Abstract
Objectives:
The objectives of this study were to provide reference values of the Tilburg Frailty Indicator (TFI) for community-dwelling older people by age, sex, marital status, ethnicity, education, income, and residence, and examine the effects of these seven socio-demographic variables on frailty.
Methods:
47,768 individuals aged 65 years and older living in the Netherlands completed a health questionnaire (58.5% response rate), including the TFI. The TFI is a self-report questionnaire for measuring frailty, developed from an integral approach of frailty, including physical, psychological, and social domains.
Results:
Reference values were provided for men and women separately, as a function of age.

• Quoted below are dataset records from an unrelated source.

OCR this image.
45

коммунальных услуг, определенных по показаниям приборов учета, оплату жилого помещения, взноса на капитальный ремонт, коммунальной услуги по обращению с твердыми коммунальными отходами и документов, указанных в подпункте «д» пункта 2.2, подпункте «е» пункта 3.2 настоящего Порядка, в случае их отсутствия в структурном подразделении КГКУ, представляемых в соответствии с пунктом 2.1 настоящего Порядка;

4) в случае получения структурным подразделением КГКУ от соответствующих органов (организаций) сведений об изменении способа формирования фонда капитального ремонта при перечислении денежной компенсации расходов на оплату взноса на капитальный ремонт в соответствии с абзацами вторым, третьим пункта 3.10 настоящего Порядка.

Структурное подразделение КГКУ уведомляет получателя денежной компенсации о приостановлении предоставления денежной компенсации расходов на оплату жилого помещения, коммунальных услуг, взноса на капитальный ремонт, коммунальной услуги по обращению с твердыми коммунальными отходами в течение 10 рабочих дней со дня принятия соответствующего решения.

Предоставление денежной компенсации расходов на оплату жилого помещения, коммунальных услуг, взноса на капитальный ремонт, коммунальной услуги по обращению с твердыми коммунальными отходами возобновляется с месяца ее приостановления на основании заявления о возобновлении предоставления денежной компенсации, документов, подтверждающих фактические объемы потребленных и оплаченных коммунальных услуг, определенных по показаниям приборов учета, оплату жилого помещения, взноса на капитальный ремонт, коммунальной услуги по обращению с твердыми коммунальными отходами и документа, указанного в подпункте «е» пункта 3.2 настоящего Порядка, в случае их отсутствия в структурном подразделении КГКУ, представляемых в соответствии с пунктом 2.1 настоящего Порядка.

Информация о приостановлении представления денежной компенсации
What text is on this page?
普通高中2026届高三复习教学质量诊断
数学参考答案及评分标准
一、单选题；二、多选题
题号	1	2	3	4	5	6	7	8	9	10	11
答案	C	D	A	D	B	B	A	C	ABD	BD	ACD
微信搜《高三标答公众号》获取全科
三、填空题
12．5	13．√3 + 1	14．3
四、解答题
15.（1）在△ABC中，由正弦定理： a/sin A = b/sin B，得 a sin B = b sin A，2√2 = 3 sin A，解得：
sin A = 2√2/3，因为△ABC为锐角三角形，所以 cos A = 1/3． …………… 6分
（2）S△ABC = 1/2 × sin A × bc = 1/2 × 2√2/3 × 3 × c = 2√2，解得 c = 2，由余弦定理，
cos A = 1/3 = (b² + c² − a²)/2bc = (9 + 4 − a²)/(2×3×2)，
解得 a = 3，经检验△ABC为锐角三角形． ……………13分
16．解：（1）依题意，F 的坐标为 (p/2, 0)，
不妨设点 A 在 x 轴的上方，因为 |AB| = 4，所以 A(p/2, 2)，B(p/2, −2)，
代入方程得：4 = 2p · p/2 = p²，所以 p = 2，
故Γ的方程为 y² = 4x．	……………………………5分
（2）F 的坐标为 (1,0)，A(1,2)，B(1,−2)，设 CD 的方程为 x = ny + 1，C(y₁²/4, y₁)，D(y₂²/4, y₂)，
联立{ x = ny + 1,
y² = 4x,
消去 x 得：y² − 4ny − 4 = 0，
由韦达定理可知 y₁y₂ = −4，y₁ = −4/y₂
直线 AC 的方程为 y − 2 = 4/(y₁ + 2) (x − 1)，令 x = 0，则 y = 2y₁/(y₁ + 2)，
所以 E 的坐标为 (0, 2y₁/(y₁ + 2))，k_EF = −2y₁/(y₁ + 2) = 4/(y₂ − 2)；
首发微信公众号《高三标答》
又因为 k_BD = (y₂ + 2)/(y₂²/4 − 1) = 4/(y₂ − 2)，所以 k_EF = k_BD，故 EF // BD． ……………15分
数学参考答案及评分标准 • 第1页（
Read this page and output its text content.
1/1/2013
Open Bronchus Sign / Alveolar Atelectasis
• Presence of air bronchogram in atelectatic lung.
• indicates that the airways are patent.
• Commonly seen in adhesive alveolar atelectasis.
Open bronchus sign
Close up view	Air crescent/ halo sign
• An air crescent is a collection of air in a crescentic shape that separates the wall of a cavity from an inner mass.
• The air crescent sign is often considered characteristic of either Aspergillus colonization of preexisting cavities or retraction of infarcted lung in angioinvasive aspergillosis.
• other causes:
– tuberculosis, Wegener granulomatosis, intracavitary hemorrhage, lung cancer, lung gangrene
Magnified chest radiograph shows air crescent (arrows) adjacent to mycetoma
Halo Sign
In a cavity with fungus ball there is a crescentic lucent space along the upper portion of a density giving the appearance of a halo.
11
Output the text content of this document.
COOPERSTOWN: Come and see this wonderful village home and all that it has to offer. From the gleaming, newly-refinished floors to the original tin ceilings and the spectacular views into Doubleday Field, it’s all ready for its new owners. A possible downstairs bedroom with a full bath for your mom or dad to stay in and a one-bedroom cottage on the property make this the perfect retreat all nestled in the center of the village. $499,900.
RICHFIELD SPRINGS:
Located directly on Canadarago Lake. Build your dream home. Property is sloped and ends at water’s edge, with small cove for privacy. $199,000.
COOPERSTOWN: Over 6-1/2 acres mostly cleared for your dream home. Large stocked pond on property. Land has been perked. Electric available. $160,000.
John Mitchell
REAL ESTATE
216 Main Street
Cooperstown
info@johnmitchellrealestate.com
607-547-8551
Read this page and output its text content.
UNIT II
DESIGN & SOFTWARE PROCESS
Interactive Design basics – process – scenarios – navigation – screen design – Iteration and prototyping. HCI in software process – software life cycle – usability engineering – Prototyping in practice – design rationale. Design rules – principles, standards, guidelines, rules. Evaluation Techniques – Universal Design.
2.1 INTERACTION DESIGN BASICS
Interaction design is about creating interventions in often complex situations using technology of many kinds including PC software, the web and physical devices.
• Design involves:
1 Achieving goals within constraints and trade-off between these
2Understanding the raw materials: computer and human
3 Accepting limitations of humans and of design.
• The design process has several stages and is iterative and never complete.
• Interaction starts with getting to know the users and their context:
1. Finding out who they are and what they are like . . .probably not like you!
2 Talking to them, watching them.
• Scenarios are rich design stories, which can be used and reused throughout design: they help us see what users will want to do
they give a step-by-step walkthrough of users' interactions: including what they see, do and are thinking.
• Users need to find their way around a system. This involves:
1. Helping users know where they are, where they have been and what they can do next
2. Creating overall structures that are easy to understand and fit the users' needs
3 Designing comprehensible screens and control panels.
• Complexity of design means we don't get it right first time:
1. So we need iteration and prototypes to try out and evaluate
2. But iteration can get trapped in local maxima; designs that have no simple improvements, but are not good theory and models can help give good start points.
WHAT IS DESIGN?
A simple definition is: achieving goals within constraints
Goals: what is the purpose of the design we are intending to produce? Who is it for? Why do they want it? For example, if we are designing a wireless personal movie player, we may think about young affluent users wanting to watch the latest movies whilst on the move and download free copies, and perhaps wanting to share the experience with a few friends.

We found associations of all socio-demographic variables with frailty, also after controlling for the effects of age. These associations held for both sexes and for big cities as wells as more rural areas. For instance, the effect of age was large for total and physical frailty, women were more frail than men, and some very large average frailty differences between the ethnic groups were found, with autochthon people having the lowest frailty score.
Conclusions:
In conclusion, this study offers reference values of the TFI by socio-demographic characteristics and explains frailty using these characteristics. This information will support researchers, policymakers and health care professionals in interpreting scores of the TFI, which may guide their efforts to reduce frailty and its adverse outcomes. (C) 2016 Elsevier Ireland Ltd. All rights reserved.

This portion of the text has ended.